We propose cross-validation to obtain a more realistic subgroup effect. In each cross-validation split, the subgroup identification algorithm is applied to the training set. The obtained rule is used to assign patients in the test set to the subgroup or its complement. We define the cross-validated relative treatment benefit as the relative treatment benefit based on this subgroup assignment.
In extensive simulations, we show that on average, the cross-validated relative treatment benefit is very close to the true relative treatment benefit. The approach is further illustrated in an application to a breast cancer study.
Abstract Laura Schlieker’s talk (approx. 15:45 – 16:30 CET on 26 May):
This presentation in based on joint work by Laura Schlieker, Nicole Krämer, Volker Heinemann (LMU Munich), Arndt Stahler (LMU Munich) and Sebastian Stintzing (LMU Munich).
The choice of the right treatment for patients based on their individual genetic profile is of utmost importance in precision medicine. To identify potential signals within the large number of biomarkers it is mandatory to define criteria for signal detection beforehand and apply appropriate statistical models in the setting of high dimensional data.
For the identification of predictive and prognostic genetic variants as well as tumor mutational burden (TMB) in patients with metastatic colorectal cancer, we derived the following pre-defined and hierarchical criteria for signal detection.

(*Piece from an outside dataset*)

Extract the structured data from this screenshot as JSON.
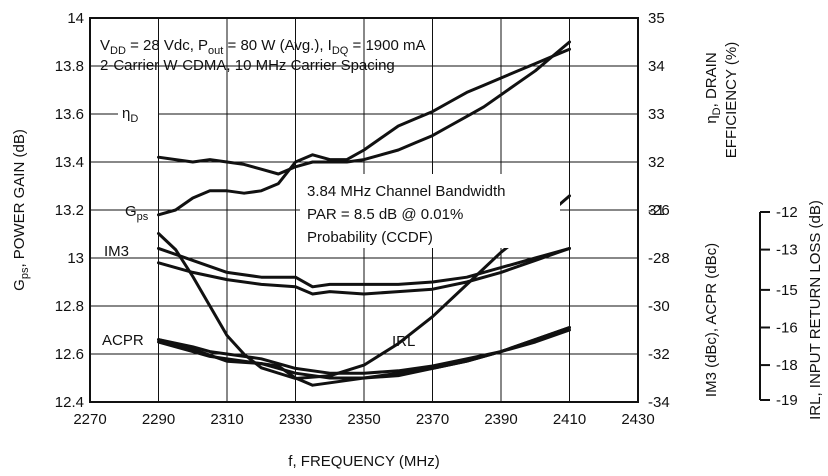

- All biomarkers identified via a multivariate variable selection procedure
- If a) reveals no signal, all biomarkers with adjusted p-value ≤ 0.157
- If neither a) nor b) reveals signals, the top 5 biomarkers according to sorted, adjusted p-value
Regularized regression models were used for variable selection, and the stability of the selection process was quantified and visualized. Selected biomarkers were analyzed in terms of their predictive potential on a continuous scale.
With our analyses we confirmed the predictive potential of several already known biomarkers and identified additional promising candidate variants. Furthermore, we identified TMB as a potential prognostic biomarker with a trend towards prolonged survival for patients with high TMB.
Our analyses were supported by power simulations for the variable selection method, assuming different prevalences of biomarkers, numbers of truly predictive biomarkers and effect sizes.
Abstract Hannes Buchner’s talk (approx. 16:30 – 17:15 CET on 26 May):
This presentation in based on joint work by Hannes Buchner and Gabriele Bleckert (Staburo).
In oncology, reliable estimates of progression-free-survival (PFS) are of highest importance because of high failure rates of phase III trials (around 60%). However, PFS-estimations on early readouts with less than 50% of events observed do not use all available information from tumour measurements over time.
We project the PFS-event of each censored patient by using a mixed model describing the tumour burden over time. RECIST-criteria are applied on estimated patient-specific non-linear tumour-trajectories to calculate the projected time-to-progression. PFS is compared between test and reference by hazard ratios.
Several phase III and II simulations with 1000 runs each with 2000 or 80 patients, 6 months accrual and 2 (scenario-1) or 6 months (scenario-2) follow-up were performed. All simulations are based on a published optimal parameterisation of tumour-growth in NSCLC which implies a time-dependent HR.